Galen was a physician, writer and philosopher who became the most famous doctor in the Roman Empire and whose theories dominated European medicine for 1,500 years.
Claudius Galen was born in Pergamum (modern-day Turkey) of Greek parents. He studied in Greece, in Alexandria and other parts of Asia Minor and returned home to become chief physician to the gladiator school in Pergamum, gaining much experience of treating wounds.
In the early 160s AD, Galen moved to Rome to work and, with the exception of a brief return to Pergamum, spent the remainder of his life in the Roman capital. He became physician to the emperor Marcus Aurelius and would later serve in the same role to Aurelius's successors, Commodus and Septimius Severus.

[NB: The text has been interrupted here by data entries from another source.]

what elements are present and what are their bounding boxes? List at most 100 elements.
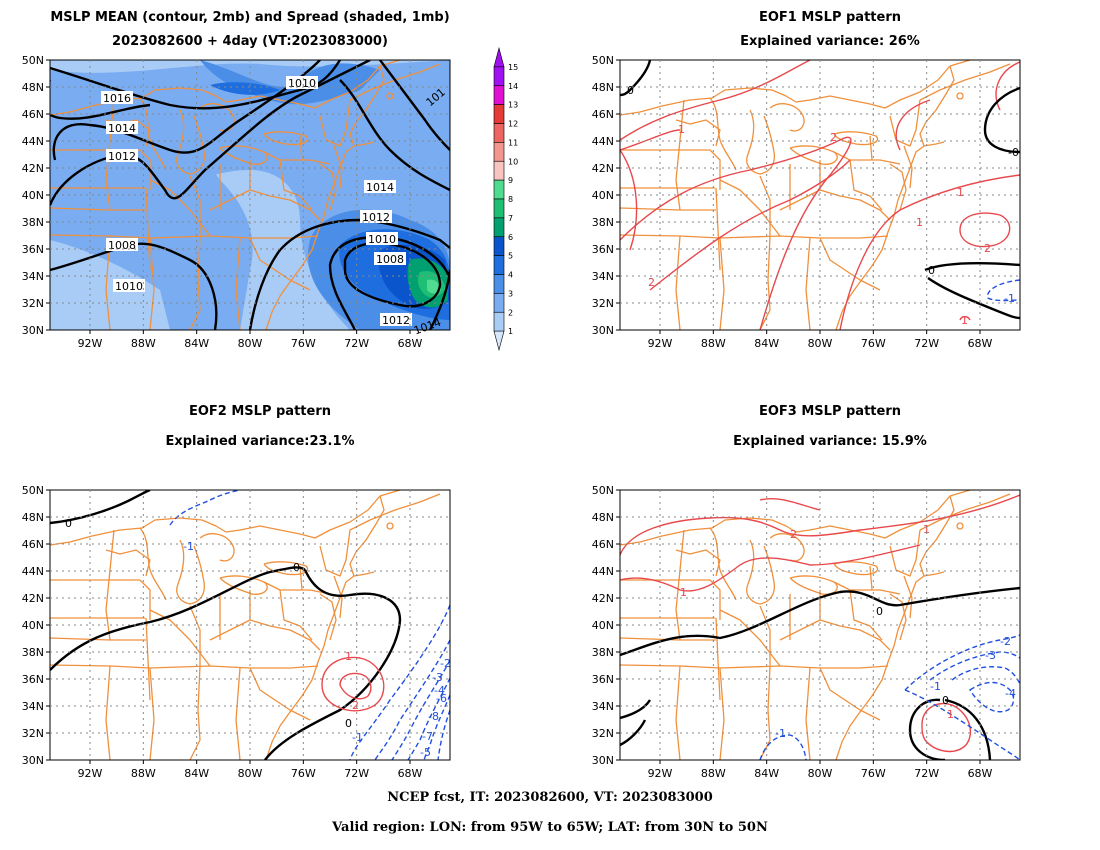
lat-tick-label: 40N	[22, 619, 44, 632]
lon-tick-label: 88W	[701, 337, 726, 350]
contour-label: -8	[428, 710, 439, 723]
contour-label: -1	[183, 540, 194, 553]
grid-lines	[50, 60, 1020, 760]
colorbar-label: 7	[508, 214, 513, 223]
contour-label: 1012	[108, 150, 136, 163]
contour-label: 2	[352, 699, 359, 712]
lat-tick-label: 32N	[592, 297, 614, 310]
contour-label: -3	[432, 671, 443, 684]
lat-tick-label: 32N	[22, 297, 44, 310]
contour-label: 0	[65, 517, 72, 530]
colorbar-label: 15	[508, 63, 518, 72]
contour-label: -4	[434, 684, 445, 697]
contour-label: 0	[627, 84, 634, 97]
contour-label: 1014	[108, 122, 136, 135]
contour-label: 1	[345, 650, 352, 663]
lon-tick-label: 72W	[344, 767, 369, 780]
lat-tick-label: 32N	[592, 727, 614, 740]
contour-label: 0	[928, 264, 935, 277]
lon-tick-label: 84W	[754, 337, 779, 350]
lon-tick-label: 88W	[131, 337, 156, 350]
lat-tick-label: 46N	[22, 108, 44, 121]
contour-label: -5	[420, 746, 431, 759]
lat-tick-label: 42N	[592, 592, 614, 605]
lat-tick-label: 44N	[592, 135, 614, 148]
eof1-contour-labels: 0 1 2 1 1 2 0 -1 1 -0 2	[627, 84, 1019, 327]
lon-tick-label: 92W	[78, 767, 103, 780]
lon-tick-label: 72W	[914, 767, 939, 780]
lon-tick-label: 76W	[861, 767, 886, 780]
colorbar-label: 8	[508, 195, 513, 204]
lat-tick-label: 44N	[22, 565, 44, 578]
contour-label: -3	[985, 649, 996, 662]
colorbar-swatch	[493, 142, 505, 162]
lat-tick-label: 40N	[592, 619, 614, 632]
panel-eof2-title: EOF2 MSLP pattern	[188, 404, 331, 419]
colorbar-swatch	[493, 123, 505, 143]
lon-tick-label: 88W	[131, 767, 156, 780]
colorbar-top-arrow	[493, 46, 505, 68]
lat-tick-label: 36N	[22, 243, 44, 256]
lat-tick-label: 48N	[22, 81, 44, 94]
contour-label: -1	[775, 727, 786, 740]
eof3-contour-labels: 1 2 1 0 -2 -3 -4 -1 -1 0 1	[680, 523, 1016, 740]
colorbar-label: 14	[508, 82, 518, 91]
panel-eof1-subtitle: Explained variance: 26%	[740, 34, 920, 49]
contour-label: 1	[947, 708, 954, 721]
lat-tick-label: 40N	[22, 189, 44, 202]
lat-tick-label: 36N	[22, 673, 44, 686]
lon-tick-label: 68W	[398, 767, 423, 780]
colorbar-swatch	[493, 179, 505, 200]
contour-label: 1010	[115, 280, 143, 293]
lon-tick-label: 84W	[184, 767, 209, 780]
lat-tick-label: 30N	[22, 754, 44, 767]
lat-tick-label: 42N	[22, 162, 44, 175]
lon-tick-label: 80W	[808, 337, 833, 350]
lat-tick-label: 34N	[592, 700, 614, 713]
lat-tick-label: 30N	[592, 324, 614, 337]
lat-tick-label: 50N	[22, 54, 44, 67]
contour-label: 1	[916, 216, 923, 229]
lat-tick-label: 38N	[592, 216, 614, 229]
colorbar-label: 12	[508, 120, 518, 129]
colorbar-swatch	[493, 85, 505, 105]
lon-tick-label: 88W	[701, 767, 726, 780]
lon-tick-label: 92W	[648, 337, 673, 350]
lat-tick-label: 36N	[592, 243, 614, 256]
lat-tick-label: 50N	[592, 54, 614, 67]
lat-tick-label: 44N	[592, 565, 614, 578]
colorbar-swatch	[493, 160, 505, 181]
contour-label: 1008	[376, 253, 404, 266]
panel-mean: 1016 1014 1012 1010 1008 1010 1014 1012 …	[49, 59, 451, 337]
lon-tick-label: 72W	[344, 337, 369, 350]
contour-label: 2	[648, 276, 655, 289]
lat-tick-label: 46N	[22, 538, 44, 551]
lat-tick-label: 42N	[592, 162, 614, 175]
footer-valid-region: Valid region: LON: from 95W to 65W; LAT:…	[332, 820, 768, 835]
lat-tick-label: 38N	[592, 646, 614, 659]
lon-tick-label: 68W	[398, 337, 423, 350]
lat-tick-label: 40N	[592, 189, 614, 202]
panel-eof1-title: EOF1 MSLP pattern	[758, 10, 901, 25]
lat-tick-label: 38N	[22, 646, 44, 659]
contour-label: -2	[1000, 635, 1011, 648]
colorbar-label: 2	[508, 308, 513, 317]
contour-label: 0	[293, 561, 300, 574]
lat-tick-label: 34N	[592, 270, 614, 283]
colorbar-swatch	[493, 104, 505, 124]
colorbar-swatch	[493, 311, 505, 332]
contour-label: 1010	[288, 77, 316, 90]
lon-tick-label: 80W	[238, 337, 263, 350]
lat-tick-label: 50N	[22, 484, 44, 497]
lon-tick-label: 76W	[291, 767, 316, 780]
contour-label: -1	[930, 680, 941, 693]
lon-tick-label: 68W	[968, 767, 993, 780]
contour-label: -7	[422, 730, 433, 743]
contour-label: -6	[436, 692, 447, 705]
lon-tick-label: 92W	[78, 337, 103, 350]
contour-label: 1016	[103, 92, 131, 105]
lat-tick-label: 36N	[592, 673, 614, 686]
colorbar-swatch	[493, 255, 505, 275]
panel-eof2-subtitle: Explained variance:23.1%	[165, 434, 355, 449]
colorbar-label: 11	[508, 138, 518, 147]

Galen was the originator of the experimental method in medical investigation, and throughout his life dissected animals in his quest to understand how the body functions. Some of his anatomical and physiological observations were accurate - for example, he proved that urine was formed in the kidney (as opposed to the bladder which was common belief). His most important discovery was that arteries carry blood although he did not discover circulation.
Galen was prolific, with hundreds of treatises to his name. He compiled all significant Greek and Roman medical thought to date, and added his own discoveries and theories. His influence reigned supreme over medicine for 15 centuries after his death. It was not until the Renaissance that many of his theories were refuted.